Durante a Segunda Guerra Mundial a cidade de Leninegrado foi sujeita a um cerco de 900 dias, imposto pelos exércitos alemães. Nesse período todas as linhas de abastecimento de mantimentos à cidade ficaram interrompidas. E, para agravar essa realidade, os depósitos onde se acumulavam alimentos suficientes para um ano, foram bombardeados logo nos primeiros dias desse ataque, pouco se aproveitando dos destroços então resultantes.
Quando, já em vias de serem derrotados, os alemães retiraram da região, a cidade perdera um milhão dos seus habitantes. É que os rigores invernais traduziram-se em temperaturas abaixo dos –30ºC e as epidemias suscitadas pelos cadáveres insepultos eram uma realidade quotidiana.
Desde então, silenciados anos a fio pelo poder soviético, quase todos guardaram para si as provações sofridas, nada coincidentes com o mito heroico fabricado pela propaganda. Daí que a realizadora holandesa Jessica Gorter tenha aproveitado as comemorações do 65º aniversário da libertação da cidade - ocorridas em 2010 - para procurar alguns dos sobreviventes e recolher-lhes os testemunhos possíveis.

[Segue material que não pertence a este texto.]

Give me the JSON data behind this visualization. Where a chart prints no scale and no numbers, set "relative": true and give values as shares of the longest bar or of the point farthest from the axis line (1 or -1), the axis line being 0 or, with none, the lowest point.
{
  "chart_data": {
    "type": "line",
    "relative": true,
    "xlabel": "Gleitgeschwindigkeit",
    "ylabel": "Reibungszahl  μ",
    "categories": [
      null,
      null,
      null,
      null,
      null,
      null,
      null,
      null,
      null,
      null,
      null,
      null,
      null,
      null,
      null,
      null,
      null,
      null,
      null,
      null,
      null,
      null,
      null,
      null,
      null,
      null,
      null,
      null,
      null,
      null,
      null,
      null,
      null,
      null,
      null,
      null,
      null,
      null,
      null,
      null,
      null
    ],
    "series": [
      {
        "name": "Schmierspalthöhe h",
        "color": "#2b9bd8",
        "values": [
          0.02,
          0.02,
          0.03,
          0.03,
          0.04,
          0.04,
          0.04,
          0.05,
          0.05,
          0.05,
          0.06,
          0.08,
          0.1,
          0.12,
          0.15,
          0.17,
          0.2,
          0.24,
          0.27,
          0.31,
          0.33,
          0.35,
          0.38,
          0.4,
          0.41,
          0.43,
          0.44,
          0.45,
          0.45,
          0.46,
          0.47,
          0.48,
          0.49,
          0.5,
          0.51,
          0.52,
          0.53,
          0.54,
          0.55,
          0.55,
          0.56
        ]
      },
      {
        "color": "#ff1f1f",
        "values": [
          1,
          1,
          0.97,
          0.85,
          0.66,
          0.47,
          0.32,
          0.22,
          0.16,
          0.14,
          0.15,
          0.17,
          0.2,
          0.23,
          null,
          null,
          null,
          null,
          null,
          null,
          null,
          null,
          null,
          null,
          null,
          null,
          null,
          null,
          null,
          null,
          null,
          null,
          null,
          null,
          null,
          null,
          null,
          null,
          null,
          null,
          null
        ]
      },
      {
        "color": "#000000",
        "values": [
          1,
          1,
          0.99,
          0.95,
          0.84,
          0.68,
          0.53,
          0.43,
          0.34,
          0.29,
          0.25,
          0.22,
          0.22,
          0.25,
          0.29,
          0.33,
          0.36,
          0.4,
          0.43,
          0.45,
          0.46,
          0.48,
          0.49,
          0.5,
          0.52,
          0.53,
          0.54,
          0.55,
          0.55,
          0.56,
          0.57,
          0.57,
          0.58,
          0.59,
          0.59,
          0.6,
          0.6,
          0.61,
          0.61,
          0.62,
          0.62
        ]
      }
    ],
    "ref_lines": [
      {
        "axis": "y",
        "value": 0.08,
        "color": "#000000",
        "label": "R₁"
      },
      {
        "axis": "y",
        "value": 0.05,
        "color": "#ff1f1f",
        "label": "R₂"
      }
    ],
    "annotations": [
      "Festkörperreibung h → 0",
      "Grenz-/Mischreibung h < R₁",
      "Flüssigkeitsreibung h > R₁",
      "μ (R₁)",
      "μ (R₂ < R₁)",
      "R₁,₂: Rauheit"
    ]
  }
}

Surgiu assim o documentário «900 dias, o cerco de Leninegrado», que começa logo por ter a curiosidade de apresentar alguns desses «heróis» como orgulhosos de o serem, enquanto outros se distanciam dessa condição distanciando-se da pompa dessa cerimónia como se se tratasse de uma palhaçada.
Na rodagem do projeto justificava-se a procura das respostas para algumas questões: que espaço fica para as vítimas, quando a lenda heroica dos seus sofrimentos está tão instituída? Até que ponto o testemunho dos que viveram o cerco de Leninegrado poderia ameaçar a propaganda soviética?
Ao atribuir medalhas aos sobreviventes desse cerco de 29 meses, o regime estalinista tê-los-á dissuadido de exprimirem publicamente o inferno em que tinham (sobre)vivido, feito de fome, frio e desespero. Mas, muitos dos entrevistados ainda revela uma inquestionável admiração por Estaline, cujo retrato transportam com orgulho nos desfiles pelas margens do rio Neva. O que não os impede de discutir se os altos comandos soviéticos teriam sido apanhados de surpresa pela rapidez do ataque alemão, ou se o sabiam inevitável e nada poderiam fazer.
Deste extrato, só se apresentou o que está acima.